Pour le groupe chinois, la Côte d’Ivoire, marché traditionnel de
Canal+, sera un test grandeur nature. En plus des bouquets de chaînes
par satellite, StarTimes y prépare une offre pour le basculement vers la
TNT, un marché d’environ 58 milliards de F CFA (88,4 millions d’euros),
selon le gouvernement ivoirien.
Sport et prix attractifs
Au siège, imposant et flambant neuf, construit sur plus de 32 000 m2
et situé dans la même zone économique de Pékin, les équipes s’affirment
motivées par ce challenge ivoirien, sans donner plus de détails. Les
services marketing disent affiner les produits destinés aux marchés du
continent, avec un modèle axé sur une offre de décodeurs à prix
subventionné ne dépassant pas les 10 dollars pour les propriétaires de
postes de télévision.
Elle sera accompagnée d’un bouquet de 30 chaînes, y compris locales,
pour 2 à 3 dollars mensuels. Les programmes de radio et de télévision,
analogiques et numériques, payants et cryptés aussi bien que gratuits et
en clair, seront diffusés en direct par un satellite.

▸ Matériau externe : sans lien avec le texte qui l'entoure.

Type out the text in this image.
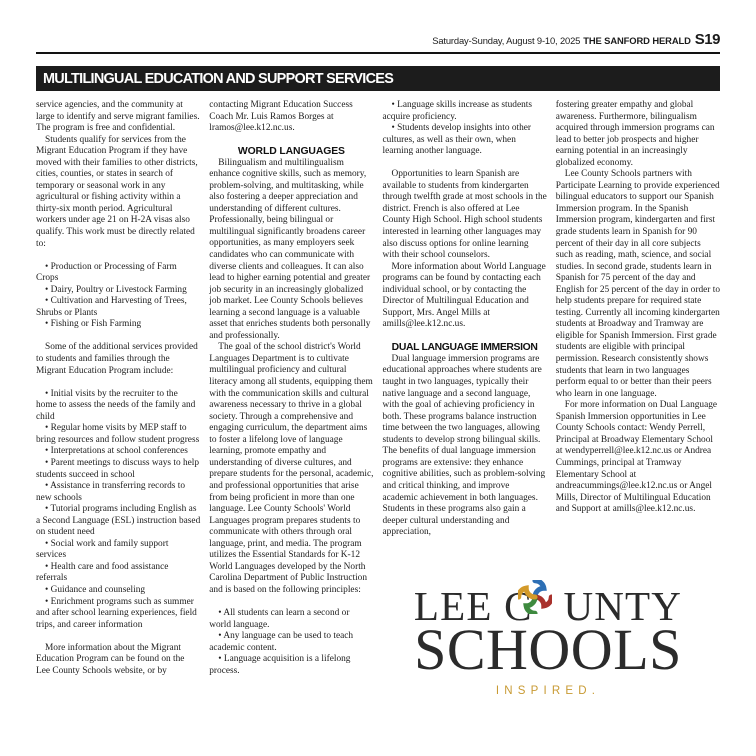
Saturday-Sunday, August 9-10, 2025 THE SANFORD HERALD S19
MULTILINGUAL EDUCATION AND SUPPORT SERVICES

service agencies, and the community at large to identify and serve migrant families. The program is free and confidential.

Students qualify for services from the Migrant Education Program if they have moved with their families to other districts, cities, counties, or states in search of temporary or seasonal work in any agricultural or fishing activity within a thirty-six month period. Agricultural workers under age 21 on H-2A visas also qualify. This work must be directly related to:

• Production or Processing of Farm Crops

• Dairy, Poultry or Livestock Farming

• Cultivation and Harvesting of Trees, Shrubs or Plants

• Fishing or Fish Farming

Some of the additional services provided to students and families through the Migrant Education Program include:

• Initial visits by the recruiter to the home to assess the needs of the family and child

• Regular home visits by MEP staff to bring resources and follow student progress

• Interpretations at school conferences

• Parent meetings to discuss ways to help students succeed in school

• Assistance in transferring records to new schools

• Tutorial programs including English as a Second Language (ESL) instruction based on student need

• Social work and family support services

• Health care and food assistance referrals

• Guidance and counseling

• Enrichment programs such as summer and after school learning experiences, field trips, and career information

More information about the Migrant Education Program can be found on the Lee County Schools website, or by

contacting Migrant Education Success Coach Mr. Luis Ramos Borges at lramos@lee.k12.nc.us.

WORLD LANGUAGES

Bilingualism and multilingualism enhance cognitive skills, such as memory, problem-solving, and multitasking, while also fostering a deeper appreciation and understanding of different cultures. Professionally, being bilingual or multilingual significantly broadens career opportunities, as many employers seek candidates who can communicate with diverse clients and colleagues. It can also lead to higher earning potential and greater job security in an increasingly globalized job market. Lee County Schools believes learning a second language is a valuable asset that enriches students both personally and professionally.

The goal of the school district's World Languages Department is to cultivate multilingual proficiency and cultural literacy among all students, equipping them with the communication skills and cultural awareness necessary to thrive in a global society. Through a comprehensive and engaging curriculum, the department aims to foster a lifelong love of language learning, promote empathy and understanding of diverse cultures, and prepare students for the personal, academic, and professional opportunities that arise from being proficient in more than one language. Lee County Schools' World Languages program prepares students to communicate with others through oral language, print, and media. The program utilizes the Essential Standards for K-12 World Languages developed by the North Carolina Department of Public Instruction and is based on the following principles:

• All students can learn a second or world language.

• Any language can be used to teach academic content.

• Language acquisition is a lifelong process.

• Language skills increase as students acquire proficiency.

• Students develop insights into other cultures, as well as their own, when learning another language.

Opportunities to learn Spanish are available to students from kindergarten through twelfth grade at most schools in the district. French is also offered at Lee County High School. High school students interested in learning other languages may also discuss options for online learning with their school counselors.

More information about World Language programs can be found by contacting each individual school, or by contacting the Director of Multilingual Education and Support, Mrs. Angel Mills at amills@lee.k12.nc.us.

DUAL LANGUAGE IMMERSION

Dual language immersion programs are educational approaches where students are taught in two languages, typically their native language and a second language, with the goal of achieving proficiency in both. These programs balance instruction time between the two languages, allowing students to develop strong bilingual skills. The benefits of dual language immersion programs are extensive: they enhance cognitive abilities, such as problem-solving and critical thinking, and improve academic achievement in both languages. Students in these programs also gain a deeper cultural understanding and appreciation,

fostering greater empathy and global awareness. Furthermore, bilingualism acquired through immersion programs can lead to better job prospects and higher earning potential in an increasingly globalized economy.

Lee County Schools partners with Participate Learning to provide experienced bilingual educators to support our Spanish Immersion program. In the Spanish Immersion program, kindergarten and first grade students learn in Spanish for 90 percent of their day in all core subjects such as reading, math, science, and social studies. In second grade, students learn in Spanish for 75 percent of the day and English for 25 percent of the day in order to help students prepare for required state testing. Currently all incoming kindergarten students at Broadway and Tramway are eligible for Spanish Immersion. First grade students are eligible with principal permission. Research consistently shows students that learn in two languages perform equal to or better than their peers who learn in one language.

For more information on Dual Language Spanish Immersion opportunities in Lee County Schools contact: Wendy Perrell, Principal at Broadway Elementary School at wendyperrell@lee.k12.nc.us or Andrea Cummings, principal at Tramway Elementary School at andreacummings@lee.k12.nc.us or Angel Mills, Director of Multilingual Education and Support at amills@lee.k12.nc.us.

LEE C UNTY
SCHOOLS
INSPIRED.
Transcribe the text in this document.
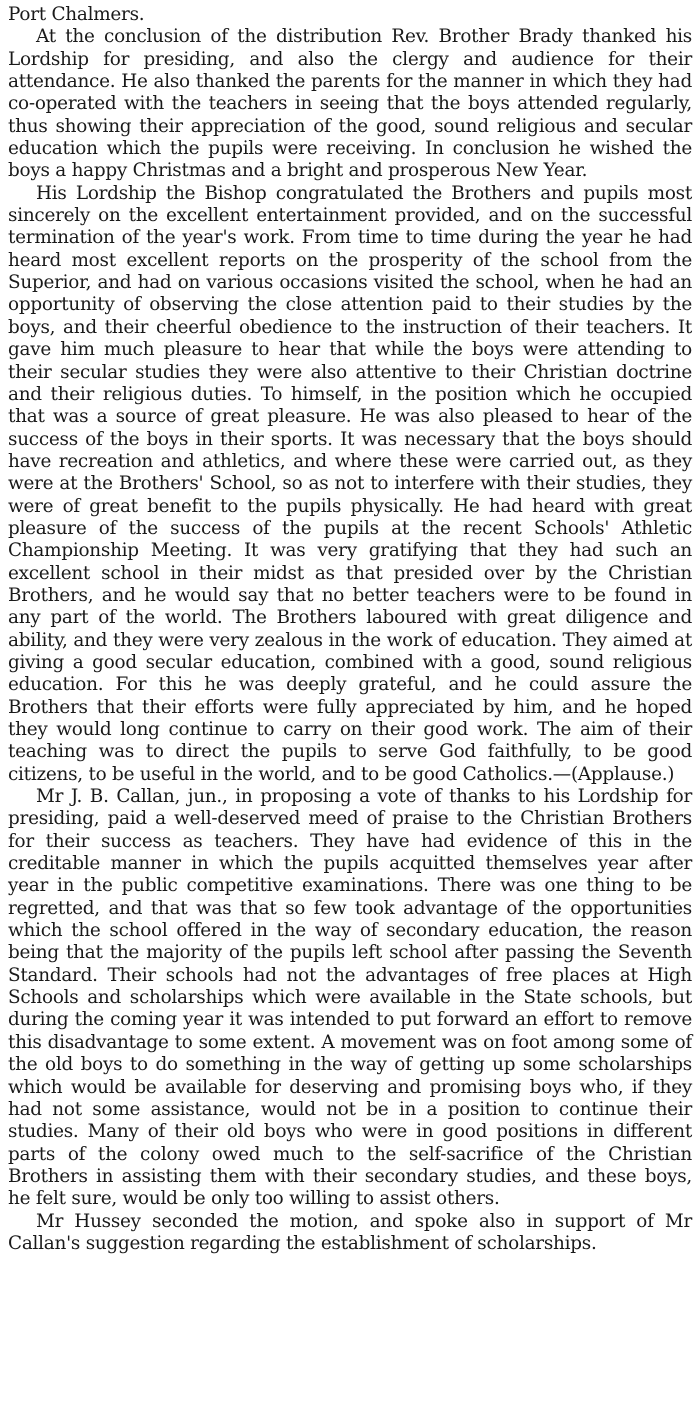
Port Chalmers.

At the conclusion of the distribution Rev. Brother Brady thanked his Lordship for presiding, and also the clergy and audience for their attendance. He also thanked the parents for the manner in which they had co-operated with the teachers in seeing that the boys attended regularly, thus showing their appreciation of the good, sound religious and secular education which the pupils were receiving. In conclusion he wished the boys a happy Christmas and a bright and prosperous New Year.

His Lordship the Bishop congratulated the Brothers and pupils most sincerely on the excellent entertainment provided, and on the successful termination of the year's work. From time to time during the year he had heard most excellent reports on the prosperity of the school from the Superior, and had on various occasions visited the school, when he had an opportunity of observing the close attention paid to their studies by the boys, and their cheerful obedience to the instruction of their teachers. It gave him much pleasure to hear that while the boys were attending to their secular studies they were also attentive to their Christian doctrine and their religious duties. To himself, in the position which he occupied that was a source of great pleasure. He was also pleased to hear of the success of the boys in their sports. It was necessary that the boys should have recreation and athletics, and where these were carried out, as they were at the Brothers' School, so as not to interfere with their studies, they were of great benefit to the pupils physically. He had heard with great pleasure of the success of the pupils at the recent Schools' Athletic Championship Meeting. It was very gratifying that they had such an excellent school in their midst as that presided over by the Christian Brothers, and he would say that no better teachers were to be found in any part of the world. The Brothers laboured with great diligence and ability, and they were very zealous in the work of education. They aimed at giving a good secular education, combined with a good, sound religious education. For this he was deeply grateful, and he could assure the Brothers that their efforts were fully appreciated by him, and he hoped they would long continue to carry on their good work. The aim of their teaching was to direct the pupils to serve God faithfully, to be good citizens, to be useful in the world, and to be good Catholics.—(Applause.)

Mr J. B. Callan, jun., in proposing a vote of thanks to his Lordship for presiding, paid a well-deserved meed of praise to the Christian Brothers for their success as teachers. They have had evidence of this in the creditable manner in which the pupils acquitted themselves year after year in the public competitive examinations. There was one thing to be regretted, and that was that so few took advantage of the opportunities which the school offered in the way of secondary education, the reason being that the majority of the pupils left school after passing the Seventh Standard. Their schools had not the advantages of free places at High Schools and scholarships which were available in the State schools, but during the coming year it was intended to put forward an effort to remove this disadvantage to some extent. A movement was on foot among some of the old boys to do something in the way of getting up some scholarships which would be available for deserving and promising boys who, if they had not some assistance, would not be in a position to continue their studies. Many of their old boys who were in good positions in different parts of the colony owed much to the self-sacrifice of the Christian Brothers in assisting them with their secondary studies, and these boys, he felt sure, would be only too willing to assist others.

Mr Hussey seconded the motion, and spoke also in support of Mr Callan's suggestion regarding the establishment of scholarships.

StarTimes, qui mise aussi sur le sport pour gagner des parts de
marché, a choisi comme ambassadeur l’ex-footballeur international
nigérian Nwankwo Kanu.
Le groupe chinois aux sept chaînes sportives détient l’exclusivité
sur le continent et pour cinq ans de la diffusion de la Bundesliga
(championnat allemand de première division) et du Championnat
international des clubs, et a obtenu les droits pour diffuser la Ligue 1
française, la Série A italienne et la Super League chinoise pour trois
années consécutives au sud du Sahara, y compris en Afrique du Sud et au
Nigeria.
« Les Africains pourront désormais suivre leurs stars du football qui
évoluent en Chine comme l’Ivoirien Gervinho, le Sénégalais Demba Bâ ou
le Camerounais Stéphane Mbia », affirme William Masy, le directeur des
relations publiques à l’international de StarTimes.
Monopole
Si les trois quarts des 4 000 salariés du groupe sont africains et
installés sur le continent, notamment au Kenya, le quartier général de
Pékin n’en dénombre qu’une cinquantaine. Ils travaillent dans les
départements de l’ingénierie et du marketing ou dans le développement de
contenus numériques en direction du continent. Le siège de StarTimes
est un véritable laboratoire où se concocte la politique de
développement en Afrique.
Le groupe y compte treize studios d’enregistrement d’émissions et un
grand plateau qui n’a rien à envier à ceux des grandes chaînes
occidentales. Un institut de recherche installé en son cœur planche sur
des technologies innovantes pour les marchés africains telles que des
smartTV (télévision intelligente) et des smartphones à bas prix.
Accusé par ses rivaux de vouloir s’assurer le monopole de la TNT en
Afrique via des contrats aux clauses lui permettant de contrôler tout
l’audiovisuel des pays où il est implanté, le groupe s’en défend et
dénonce des concurrents peu fair-play.